The Pearl River Delta comprising a cluster of cities in Southern China has overtaken Tokyo as the world's largest urban area in terms of both population and land area, the World Bank said on Monday.
The Pearl River Delta, including Guangzhou, Shenzhen, Foshan and Dongguan, has 42 million inhabitants, a population larger than that of Argentina, Canada or Malaysia, the bank said in a report on urbanization in East Asia.
The report said that almost 200 million people in East Asia, which includes Southeast Asia and Northeast Asia, moved to urban areas in the decade ended 2010.
About 36 percent of the population in the region lived in urban areas as of 2010, up from 29 percent at the beginning of the decade.

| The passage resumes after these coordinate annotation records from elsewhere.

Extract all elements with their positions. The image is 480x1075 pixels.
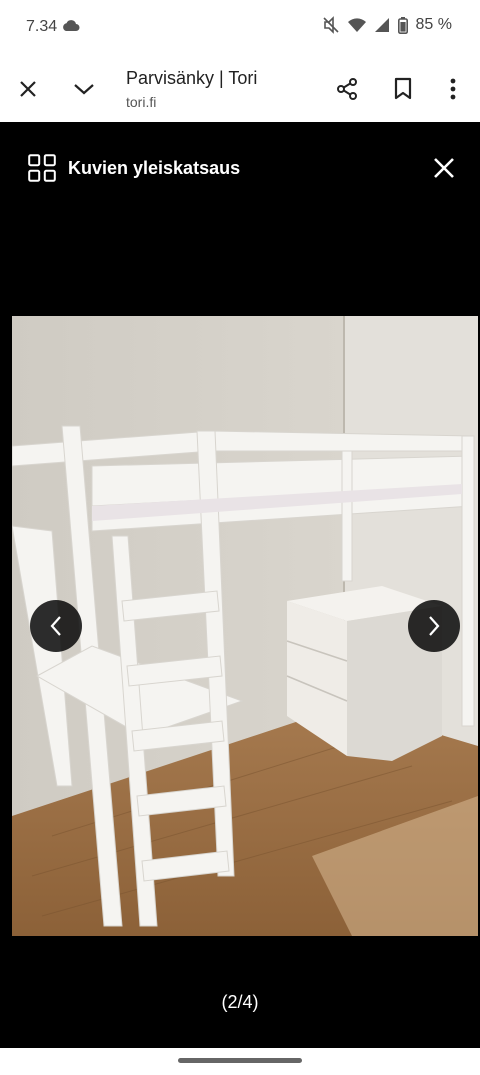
close-icon: [434, 158, 454, 178]
battery-percent: 85 %: [415, 16, 452, 33]
status-bar: 7.34 85 %: [0, 0, 480, 56]
more-vert-icon: [450, 78, 456, 100]
share-button[interactable]: [330, 72, 364, 106]
battery-icon: [397, 16, 408, 34]
image-counter: (2/4): [221, 992, 259, 1012]
chevron-down-icon: [74, 84, 94, 95]
signal-icon: [374, 17, 390, 33]
cloud-icon: [62, 19, 80, 37]
next-image-button[interactable]: [408, 600, 460, 652]
browser-toolbar: Parvisänky | Tori tori.fi: [0, 56, 480, 122]
minimize-button[interactable]: [67, 72, 101, 106]
image-overview-button[interactable]: [28, 154, 56, 182]
previous-image-button[interactable]: [30, 600, 82, 652]
viewer-title: Kuvien yleiskatsaus: [68, 158, 241, 178]
share-icon: [337, 78, 357, 100]
status-time: 7.34: [26, 18, 58, 35]
chevron-right-icon: [429, 616, 440, 636]
status-icons: 85 %: [322, 16, 452, 34]
more-options-button[interactable]: [436, 72, 470, 106]
bookmark-icon: [394, 77, 412, 100]
gesture-area: [0, 1048, 480, 1075]
close-tab-button[interactable]: [11, 72, 45, 106]
gesture-handle[interactable]: [178, 1058, 302, 1063]
image-viewer: Kuvien yleiskatsaus (2/4): [0, 122, 480, 1048]
grid-icon: [28, 154, 56, 182]
close-icon: [20, 81, 36, 97]
wifi-icon: [347, 17, 366, 33]
page-url: tori.fi: [126, 94, 157, 110]
bookmark-button[interactable]: [386, 72, 420, 106]
chevron-left-icon: [50, 616, 61, 636]
page-title: Parvisänky | Tori: [126, 68, 258, 88]
viewer-close-button[interactable]: [430, 154, 458, 182]
mute-icon: [322, 16, 340, 34]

The report, based on data including those gathered through satellite imagery and geospatial mapping, said that the region has 869 urban areas with more than 100,000 people, including eight megacities with a population of over 10 million as of 2010. Urban areas in the region expanded at an average rate of 2.4 percent per year during the decade, with urban land reaching 134,800 square kilometers in 2010. Urban populations rose at a faster rate of 3 percent.
The report also finds a link between urbanization and income growth.
World Bank urban development expert Abhas Jha said he hopes the report will push policy makers to a shift from a "car centric" to a "people centric" strategy in growing cities to address challenges such as traffic congestions.
The report also said that data shows that only less than one percent of the total area studied is urbanized and that the urbanization in the region has just begun given that only 36 percent of the population is urban.